(2024/11/7 05:00)
デザインは社会課題を見つめて―。2024年度グッドデザイン賞は、作品傾向の変化がみてとれた。前年度まではコロナ禍で行動に制約があり、視点は生活と仕事の間、限られた範囲に向けられていた。
大賞には「障害の有無にかかわらず誰もが遊ぶことができる遊具」プロジェクトが選ばれた。医療ケア児の、遊びたくても遊べないという課題に、さまざまな個を持つ子どもたち、医師、ケアスタッフ、遊具デザイナー、地域住民が協働しで三つの遊具を開発した。そこに遊ぶきっかけが生まれ、幸せ広がる未来がみえる。
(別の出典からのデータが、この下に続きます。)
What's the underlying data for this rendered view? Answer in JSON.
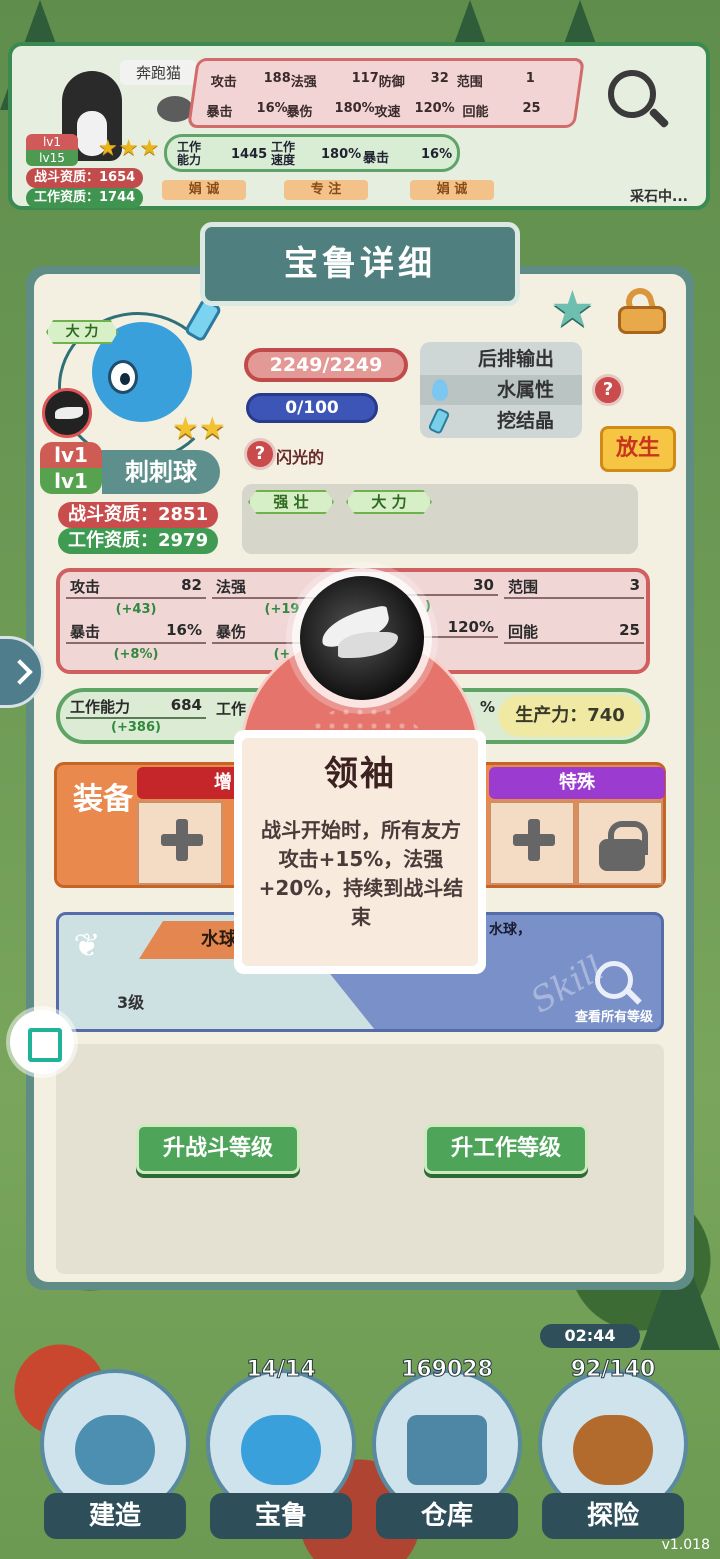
{
  "top_card": {
    "pet_name": "奔跑猫",
    "lv_battle": "lv1",
    "lv_work": "lv15",
    "battle_aptitude": "战斗资质：1654",
    "work_aptitude": "工作资质：1744",
    "stats_row1": [
      {
        "label": "攻击",
        "value": "188"
      },
      {
        "label": "法强",
        "value": "117"
      },
      {
        "label": "防御",
        "value": "32"
      },
      {
        "label": "范围",
        "value": "1"
      }
    ],
    "stats_row2": [
      {
        "label": "暴击",
        "value": "16%"
      },
      {
        "label": "暴伤",
        "value": "180%"
      },
      {
        "label": "攻速",
        "value": "120%"
      },
      {
        "label": "回能",
        "value": "25"
      }
    ],
    "work_stats": [
      {
        "label": "工作\n能力",
        "value": "1445"
      },
      {
        "label": "工作\n速度",
        "value": "180%"
      },
      {
        "label": "暴击",
        "value": "16%"
      }
    ],
    "traits": [
      "娟 诚",
      "专 注",
      "娟 诚"
    ],
    "status": "采石中..."
  },
  "panel": {
    "title": "宝鲁详细",
    "trait_top": "大 力",
    "lv_battle": "lv1",
    "lv_work": "lv1",
    "name": "刺刺球",
    "battle_aptitude": "战斗资质：2851",
    "work_aptitude": "工作资质：2979",
    "hp": "2249/2249",
    "mp": "0/100",
    "attributes": [
      "后排输出",
      "水属性",
      "挖结晶"
    ],
    "help_mark": "?",
    "release_label": "放生",
    "flash_label": "闪光的",
    "traits": [
      "强 壮",
      "大 力"
    ],
    "combat_stats": [
      {
        "label": "攻击",
        "value": "82",
        "bonus": "(+43)"
      },
      {
        "label": "法强",
        "value": "",
        "bonus": "(+19"
      },
      {
        "label": "",
        "value": "30",
        "bonus": ")"
      },
      {
        "label": "范围",
        "value": "3",
        "bonus": ""
      },
      {
        "label": "暴击",
        "value": "16%",
        "bonus": "(+8%)"
      },
      {
        "label": "暴伤",
        "value": "",
        "bonus": "(+"
      },
      {
        "label": "",
        "value": "120%",
        "bonus": ""
      },
      {
        "label": "回能",
        "value": "25",
        "bonus": ""
      }
    ],
    "work_stat": {
      "label": "工作能力",
      "value": "684",
      "bonus": "(+386)"
    },
    "work_stat2_label": "工作",
    "work_stat_pct": "%",
    "productivity": "生产力：740",
    "equip_label": "装备",
    "equip_head_left": "增",
    "equip_head_right": "特殊",
    "skill": {
      "name": "水球",
      "level": "3级",
      "desc": "水球，",
      "watermark": "Skill",
      "view_all": "查看所有等级"
    },
    "btn_battle_level": "升战斗等级",
    "btn_work_level": "升工作等级"
  },
  "popup": {
    "title": "领袖",
    "description": "战斗开始时，所有友方攻击+15%，法强+20%，持续到战斗结束"
  },
  "nav": [
    {
      "label": "建造",
      "count": ""
    },
    {
      "label": "宝鲁",
      "count": "14/14"
    },
    {
      "label": "仓库",
      "count": "169028"
    },
    {
      "label": "探险",
      "count": "92/140"
    }
  ],
  "timer": "02:44",
  "version": "v1.018",
  "colors": {
    "panel_teal": "#5f8d86",
    "accent_red": "#c94d4d",
    "accent_green": "#4ea55a",
    "equip_orange": "#e9894e",
    "special_purple": "#9b3bd0",
    "popup_red": "#e5756c"
  }
}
審査対象は5773件。大賞候補となった金賞20件は環境問題、少子高齢化、地方の再生などを視野にする。作品展示場に足を運んだ人が投票した「みんなの選んだグッドデザイン」は高齢者、子育て、学童の多世代共生複合型福祉施設に票が集まった。
物流の24年問題に取り組んだ作品も評価された。組み立て玩具のように自在に設置でき、荷物の出し入れ時間を大幅短縮する自動倉庫は、スタートアップが開発した。
金賞には半導体製造装置も2作品入った。半導体復権という日本の産業界の課題に立ち向かう。秀でたデザインの先に日本の未来を見た。